DHC6, vicinity Oksibil Indonesia, 2009
DHC6, vicinity Oksibil Indonesia, 2009
On 2 August 2009 a DHC-6 being operated by Merpati Nusantara Airlines on a scheduled domestic passenger flight from Sentani to Oksibil in West Papua in daylight and on a VFR Flight Plan was in collision with terrain 6nm from destination resulting in the destruction of the aircraft and the death of all 15 occupants.
On 2 August 2009 a DHC-6 being operated by Merpati Nusantara Airlines on a scheduled domestic passenger flight from Sentani to Oksibil in West Papua in daylight and on a Visual Flight Rules (VFR) Flight Plan was in collision with terrain 6nm from destination resulting in the destruction of the aircraft and the death of all 15 occupants.
An Investigation into the accident was carried out by the Indonesian National Transportation Safety Committee. It was noted that the aircraft commander had been PF for the accident flight and that present weather reports relevant to the route and destination had not been available.
The aircraft involved was not fitted, nor was it required to be fitted, with an Flight Data Recorder (FDR) but the required and fitted Cockpit Voice Recorder (CVR) was recovered from the crash site which was at an altitude of 9,300 feet. Disposition of the wreckage indicated that the aircraft had been in a left turn at impact. The last reported stated altitude had been 9,500ft and a climb had apparently been intended.
It was noted that there were no ground-based navigation aids along the planned route or at destination but that the aircraft had been fitted with a Global Positioning System (GPS) receiver. It was also noted that the operator supplied flight crews with 1:1,000,000 topographical charts for the area but the Investigation was unable to establish whether the flight crew had been using them for navigation. Available evidence indicated that there had been cloud along the mountain range en route which had necessitated tracking via a gap to the north west of destination. The wreckage was found to the north east of the route normally flown through the gap.

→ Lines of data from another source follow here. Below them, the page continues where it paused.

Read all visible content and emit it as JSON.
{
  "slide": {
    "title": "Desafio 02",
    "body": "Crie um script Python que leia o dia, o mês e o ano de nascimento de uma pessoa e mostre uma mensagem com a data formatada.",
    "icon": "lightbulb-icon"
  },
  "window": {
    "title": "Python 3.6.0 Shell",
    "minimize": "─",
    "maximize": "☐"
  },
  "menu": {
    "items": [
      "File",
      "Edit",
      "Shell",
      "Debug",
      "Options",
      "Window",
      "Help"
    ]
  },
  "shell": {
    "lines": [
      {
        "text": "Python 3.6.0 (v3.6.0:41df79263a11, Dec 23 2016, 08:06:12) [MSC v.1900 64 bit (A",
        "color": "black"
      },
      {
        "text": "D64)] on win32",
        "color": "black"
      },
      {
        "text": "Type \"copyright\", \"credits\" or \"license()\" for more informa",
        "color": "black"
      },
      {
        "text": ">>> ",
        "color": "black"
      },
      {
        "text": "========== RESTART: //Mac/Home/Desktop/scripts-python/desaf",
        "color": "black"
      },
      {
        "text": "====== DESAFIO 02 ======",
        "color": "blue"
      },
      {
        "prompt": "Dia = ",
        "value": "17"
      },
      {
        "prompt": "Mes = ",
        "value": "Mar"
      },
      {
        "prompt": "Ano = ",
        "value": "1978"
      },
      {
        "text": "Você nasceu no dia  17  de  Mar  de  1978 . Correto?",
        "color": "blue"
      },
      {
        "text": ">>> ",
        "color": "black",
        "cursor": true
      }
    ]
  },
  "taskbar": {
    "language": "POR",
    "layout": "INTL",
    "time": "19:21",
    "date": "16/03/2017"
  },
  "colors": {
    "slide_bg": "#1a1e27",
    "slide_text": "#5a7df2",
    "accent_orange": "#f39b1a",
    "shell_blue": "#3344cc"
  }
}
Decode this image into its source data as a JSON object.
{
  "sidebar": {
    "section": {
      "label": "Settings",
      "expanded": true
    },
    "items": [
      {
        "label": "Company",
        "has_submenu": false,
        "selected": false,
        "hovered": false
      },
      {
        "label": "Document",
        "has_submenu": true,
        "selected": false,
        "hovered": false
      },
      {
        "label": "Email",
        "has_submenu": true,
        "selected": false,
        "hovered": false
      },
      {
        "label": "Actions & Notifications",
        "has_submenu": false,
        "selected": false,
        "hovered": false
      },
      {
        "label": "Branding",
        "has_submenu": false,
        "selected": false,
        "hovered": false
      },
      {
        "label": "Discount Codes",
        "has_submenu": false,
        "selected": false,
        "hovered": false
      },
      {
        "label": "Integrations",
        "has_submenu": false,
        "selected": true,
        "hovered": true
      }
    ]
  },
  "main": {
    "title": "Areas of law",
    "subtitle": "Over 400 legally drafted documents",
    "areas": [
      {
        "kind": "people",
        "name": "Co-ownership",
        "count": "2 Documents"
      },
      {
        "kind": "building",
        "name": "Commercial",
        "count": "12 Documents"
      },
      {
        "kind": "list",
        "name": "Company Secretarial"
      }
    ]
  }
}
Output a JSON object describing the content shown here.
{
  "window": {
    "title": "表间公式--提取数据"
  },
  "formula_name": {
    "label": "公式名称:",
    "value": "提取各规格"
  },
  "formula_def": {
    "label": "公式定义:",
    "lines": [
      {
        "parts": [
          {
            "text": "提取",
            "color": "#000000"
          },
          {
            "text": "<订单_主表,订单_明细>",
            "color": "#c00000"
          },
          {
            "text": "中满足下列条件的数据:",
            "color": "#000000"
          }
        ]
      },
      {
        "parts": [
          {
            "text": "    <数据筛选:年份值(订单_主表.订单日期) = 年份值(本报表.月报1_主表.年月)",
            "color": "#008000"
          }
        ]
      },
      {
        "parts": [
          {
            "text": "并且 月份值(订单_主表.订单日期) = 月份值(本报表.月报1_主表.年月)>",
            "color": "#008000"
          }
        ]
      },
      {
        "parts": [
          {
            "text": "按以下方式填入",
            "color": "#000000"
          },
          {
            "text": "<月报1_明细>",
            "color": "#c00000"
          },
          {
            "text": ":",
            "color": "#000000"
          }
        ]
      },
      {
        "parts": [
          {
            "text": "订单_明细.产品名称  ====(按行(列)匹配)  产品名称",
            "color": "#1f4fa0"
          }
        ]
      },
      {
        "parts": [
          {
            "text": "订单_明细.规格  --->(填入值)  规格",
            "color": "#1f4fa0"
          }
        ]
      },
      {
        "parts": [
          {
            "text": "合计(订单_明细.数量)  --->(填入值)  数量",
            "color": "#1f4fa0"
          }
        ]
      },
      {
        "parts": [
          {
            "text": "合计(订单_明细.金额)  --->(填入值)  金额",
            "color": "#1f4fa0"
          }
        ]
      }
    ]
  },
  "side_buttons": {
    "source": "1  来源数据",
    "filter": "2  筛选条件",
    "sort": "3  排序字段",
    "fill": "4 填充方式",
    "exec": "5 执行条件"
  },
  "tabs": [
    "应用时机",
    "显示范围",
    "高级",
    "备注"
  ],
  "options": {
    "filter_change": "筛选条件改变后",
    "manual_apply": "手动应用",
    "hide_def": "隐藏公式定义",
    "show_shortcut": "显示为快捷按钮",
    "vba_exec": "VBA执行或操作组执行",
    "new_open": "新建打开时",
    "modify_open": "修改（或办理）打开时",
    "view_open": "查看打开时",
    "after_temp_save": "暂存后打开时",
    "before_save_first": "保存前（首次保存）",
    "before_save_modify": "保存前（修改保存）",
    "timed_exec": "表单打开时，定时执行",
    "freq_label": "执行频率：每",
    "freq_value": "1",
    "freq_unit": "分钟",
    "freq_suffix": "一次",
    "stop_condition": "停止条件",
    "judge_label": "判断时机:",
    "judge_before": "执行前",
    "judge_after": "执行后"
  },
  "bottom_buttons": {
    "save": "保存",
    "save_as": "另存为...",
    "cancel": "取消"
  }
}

A successful readout of the CVR confirmed that there had been cloud in the area of the mountain gap where the aircraft wreckage had been found and that ‘marginal visual meteorological conditions for flight may have existed’. It was concluded that the gap itself had been obscured by cloud and that VFR had not been maintained with Controlled Flight Into Terrain (CFIT) being the unintended outcome.
The Investigation noted that an undamaged ELT had been recovered from the wreckage but that no signals from it had been picked up.
In respect of the Causes of the accident, the formal conclusion of the Investigation was that:
“The pilots did not maintain visual flight procedures when flying below lowest safe altitude, and the aircraft was flown into cloud in the vicinity of gap north west of Oksibil. The accident was consistent with controlled flight into terrain.”
Two Safety Recommendations were issued:
- That Merpati Nusantara Airline review its maintenance procedures and maintenance inspection programs, to ensure that Emergency Locator Transmitters are serviceable.
- That the Directorate General of Civil Aviation should liaise with the Meteorologi Klimatologi dan Geoficika (BMKG) to establish an aviation weather information service for all areas covered by civilian aircraft operators. This service could be enhanced by a network of government and mission out stations providing scheduled weather reports that the BMKG could promulgate to aircraft operators through the briefing offices and air traffic services. This service could be further enhanced by the same network of government and mission out stations providing updated weather reports when there is a significant change of weather between scheduled reports.
It was also determined that two other Safety Recommendations already made on 23 December 2009 in respect of the investigation into the loss of a Pilatus PC-6 Turbo Porter aircraft in West Papua in 2008 should be re-issued:
- That the Directorate General of Civil Aviation review the training and checking requirements for pilots operating in remote and mountainous regions such as Papua. Particular attention should be given to visual flight operations in mountainous and unpredictable weather conditions. This should include intensive route and aerodrome familiarization in locations, and over routes, where aids such as Terrain Avoidance and Warning System (TAWS), GPWS/TAWS, Global Positioning System (GPS) and Radio Altimeter are not effective, are not practical, or are not available.
- That the Directorate General of Civil Aviation should issue an urgent Notice To Airmen to remind pilots that flight below lowest safe altitude, in particular in mountainous regions, must be conducted in accordance with the Visual Flight Rules (VFR)
The Final Report of the Investigation KNKT.09.08.21.04 was completed in the second half of 2010.